Acknowledging that generative AIs have seen great advancements through deep learning networks and reinforced learning algorithms, he drew on his background in economics and game theory to explore their comprehension of language. Based on the premise that AI can’t play the coordination game, he argued that there’s no need for it to understand language. As such, Lee put forth that AI language models cannot be considered intelligent.
As a product of evolution, organisms are wired to make decisions based on the reproductive benefits that the choices provide.
With this framework, Lee discussed the coordination game, a two-player game where both players earn the highest payoff when they select the same choice. In this case, cooperation maximizes self-benefit. While highlighting that more research is needed, he reasons that language evolves from coordination games.

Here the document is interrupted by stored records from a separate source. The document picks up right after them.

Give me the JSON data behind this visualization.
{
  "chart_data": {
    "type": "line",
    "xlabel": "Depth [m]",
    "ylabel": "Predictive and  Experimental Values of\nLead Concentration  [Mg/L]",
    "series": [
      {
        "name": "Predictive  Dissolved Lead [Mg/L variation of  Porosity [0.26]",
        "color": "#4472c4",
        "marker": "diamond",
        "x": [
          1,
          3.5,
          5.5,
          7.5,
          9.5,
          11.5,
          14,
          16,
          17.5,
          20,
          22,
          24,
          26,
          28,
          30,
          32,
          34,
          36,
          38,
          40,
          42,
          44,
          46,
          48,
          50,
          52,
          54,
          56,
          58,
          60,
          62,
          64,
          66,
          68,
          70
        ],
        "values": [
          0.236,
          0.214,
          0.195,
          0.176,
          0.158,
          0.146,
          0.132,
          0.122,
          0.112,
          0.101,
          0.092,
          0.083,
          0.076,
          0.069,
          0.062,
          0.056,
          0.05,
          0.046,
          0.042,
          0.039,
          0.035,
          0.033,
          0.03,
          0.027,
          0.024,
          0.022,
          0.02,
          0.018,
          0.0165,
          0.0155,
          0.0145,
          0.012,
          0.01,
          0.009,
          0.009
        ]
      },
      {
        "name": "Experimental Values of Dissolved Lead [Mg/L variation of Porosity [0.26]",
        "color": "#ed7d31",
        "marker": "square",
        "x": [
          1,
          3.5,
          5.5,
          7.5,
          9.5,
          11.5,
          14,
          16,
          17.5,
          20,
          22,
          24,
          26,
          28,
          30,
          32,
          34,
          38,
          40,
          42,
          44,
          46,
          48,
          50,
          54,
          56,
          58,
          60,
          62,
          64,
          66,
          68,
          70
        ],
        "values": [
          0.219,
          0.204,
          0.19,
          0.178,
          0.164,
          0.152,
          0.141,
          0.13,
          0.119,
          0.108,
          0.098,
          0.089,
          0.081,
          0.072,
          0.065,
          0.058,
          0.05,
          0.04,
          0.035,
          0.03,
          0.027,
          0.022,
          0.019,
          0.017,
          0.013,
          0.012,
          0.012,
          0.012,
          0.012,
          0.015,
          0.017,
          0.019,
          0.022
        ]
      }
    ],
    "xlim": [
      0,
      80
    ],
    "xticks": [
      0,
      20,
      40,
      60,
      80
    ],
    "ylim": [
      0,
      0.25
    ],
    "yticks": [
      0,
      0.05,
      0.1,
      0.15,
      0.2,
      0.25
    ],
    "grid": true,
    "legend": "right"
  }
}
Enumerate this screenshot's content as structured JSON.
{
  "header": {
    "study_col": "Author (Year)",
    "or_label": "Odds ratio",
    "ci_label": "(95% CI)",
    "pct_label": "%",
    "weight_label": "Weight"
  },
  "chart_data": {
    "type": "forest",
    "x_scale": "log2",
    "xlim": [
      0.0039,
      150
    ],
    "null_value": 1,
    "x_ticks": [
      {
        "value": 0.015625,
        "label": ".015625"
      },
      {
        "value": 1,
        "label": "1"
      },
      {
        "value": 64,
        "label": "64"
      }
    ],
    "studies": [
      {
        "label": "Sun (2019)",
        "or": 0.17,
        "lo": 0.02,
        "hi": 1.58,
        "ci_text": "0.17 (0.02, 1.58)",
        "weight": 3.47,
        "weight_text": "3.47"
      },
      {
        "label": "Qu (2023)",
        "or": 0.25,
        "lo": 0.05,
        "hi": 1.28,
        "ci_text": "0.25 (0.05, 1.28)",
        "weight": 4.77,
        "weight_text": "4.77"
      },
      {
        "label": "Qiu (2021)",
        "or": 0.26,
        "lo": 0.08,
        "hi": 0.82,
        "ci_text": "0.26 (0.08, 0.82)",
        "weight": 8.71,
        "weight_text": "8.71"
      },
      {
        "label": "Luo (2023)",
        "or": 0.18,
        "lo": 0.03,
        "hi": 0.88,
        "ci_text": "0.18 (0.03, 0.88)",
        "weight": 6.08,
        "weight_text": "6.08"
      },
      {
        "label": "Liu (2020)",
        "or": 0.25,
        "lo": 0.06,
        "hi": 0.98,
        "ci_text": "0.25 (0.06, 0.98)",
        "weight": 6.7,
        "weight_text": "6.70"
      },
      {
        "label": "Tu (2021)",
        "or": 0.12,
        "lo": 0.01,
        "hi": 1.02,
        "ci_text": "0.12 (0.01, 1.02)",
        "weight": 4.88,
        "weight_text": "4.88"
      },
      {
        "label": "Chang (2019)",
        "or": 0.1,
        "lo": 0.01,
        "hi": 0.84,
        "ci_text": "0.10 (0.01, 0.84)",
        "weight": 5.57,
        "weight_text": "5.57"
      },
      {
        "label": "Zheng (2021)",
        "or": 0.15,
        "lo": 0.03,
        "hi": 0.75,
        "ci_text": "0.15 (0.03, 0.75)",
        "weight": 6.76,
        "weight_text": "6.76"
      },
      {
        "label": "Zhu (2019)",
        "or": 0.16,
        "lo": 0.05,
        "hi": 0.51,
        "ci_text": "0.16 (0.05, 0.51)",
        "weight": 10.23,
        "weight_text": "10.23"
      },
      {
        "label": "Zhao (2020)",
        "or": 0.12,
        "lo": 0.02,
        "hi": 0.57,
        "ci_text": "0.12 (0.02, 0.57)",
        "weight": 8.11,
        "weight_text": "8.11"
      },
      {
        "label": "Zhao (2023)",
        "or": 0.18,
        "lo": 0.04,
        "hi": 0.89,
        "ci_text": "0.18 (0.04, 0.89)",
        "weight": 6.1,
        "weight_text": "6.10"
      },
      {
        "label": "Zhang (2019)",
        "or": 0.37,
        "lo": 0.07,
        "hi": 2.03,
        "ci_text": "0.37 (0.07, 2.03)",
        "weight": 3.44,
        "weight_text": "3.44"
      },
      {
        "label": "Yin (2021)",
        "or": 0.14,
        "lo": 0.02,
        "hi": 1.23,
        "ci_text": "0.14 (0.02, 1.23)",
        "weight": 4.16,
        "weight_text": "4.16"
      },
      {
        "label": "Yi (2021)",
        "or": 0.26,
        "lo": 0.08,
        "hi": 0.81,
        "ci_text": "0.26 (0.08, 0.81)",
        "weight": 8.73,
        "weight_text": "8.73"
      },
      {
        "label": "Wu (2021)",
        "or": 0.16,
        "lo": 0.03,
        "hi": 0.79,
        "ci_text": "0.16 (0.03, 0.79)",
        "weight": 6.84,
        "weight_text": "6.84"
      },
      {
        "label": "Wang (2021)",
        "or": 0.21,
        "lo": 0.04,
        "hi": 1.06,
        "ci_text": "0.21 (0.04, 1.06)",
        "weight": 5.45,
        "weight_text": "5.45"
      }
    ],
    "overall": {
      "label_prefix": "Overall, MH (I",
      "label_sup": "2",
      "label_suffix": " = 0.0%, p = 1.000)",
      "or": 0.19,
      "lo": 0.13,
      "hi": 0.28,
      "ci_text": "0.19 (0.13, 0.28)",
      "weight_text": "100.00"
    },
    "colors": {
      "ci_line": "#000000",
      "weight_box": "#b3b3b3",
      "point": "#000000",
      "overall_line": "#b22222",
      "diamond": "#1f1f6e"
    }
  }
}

“There's a logical necessity of communication in a coordination game, which is why I think that's a very sound and rigorous framework to try to understand how language first evolved,” Lee said in an interview with The News-Letter.
Lee argued that because AI is not alive, it does not have a utility function that maximizes self-interest. Therefore, it cannot participate in the coordination game — it does not comprehend language.
When discussing the future of AI, Lee emphasized that defining intelligence as a function of life can lead to a more productive approach to its regulation. For instance, accepting that AI cannot make decisions for its own benefit leads to the conclusion that it is acting on the parameters humans set for it. This refutes the idea that AI is an intelligent entity too dangerous for widespread use by the public. When AI is seen as a tool that can benefit human beings, open access becomes important. As something within human control, regulation becomes necessary.
“AIs don't have life and don't make decisions for themselves. Therefore, they depend upon the parameters that people set for them," he said in an interview with The News-Letter. “As it gets more powerful and sophisticated, people have to become more aware that they’re dealing with potentially dangerous tools. Once we realize these risks, we need to pass laws to make sure that we don’t produce tools that can injure people. But that’s different from saying that AI is a superhuman intelligence — that implies that AI has its own agenda.”
Freshman Prisha Rathi, an attendee of the event, echoed this view in an interview with The News-Letter.
“It's interesting how interdisciplinary this is because it incorporates engineering, economics, neuroscience, computer science, bioethics,” she said. “Intelligence for the purpose of life makes a lot of sense. It gives a goal to work toward that doesn't involve generalizations where AI takes over the world.”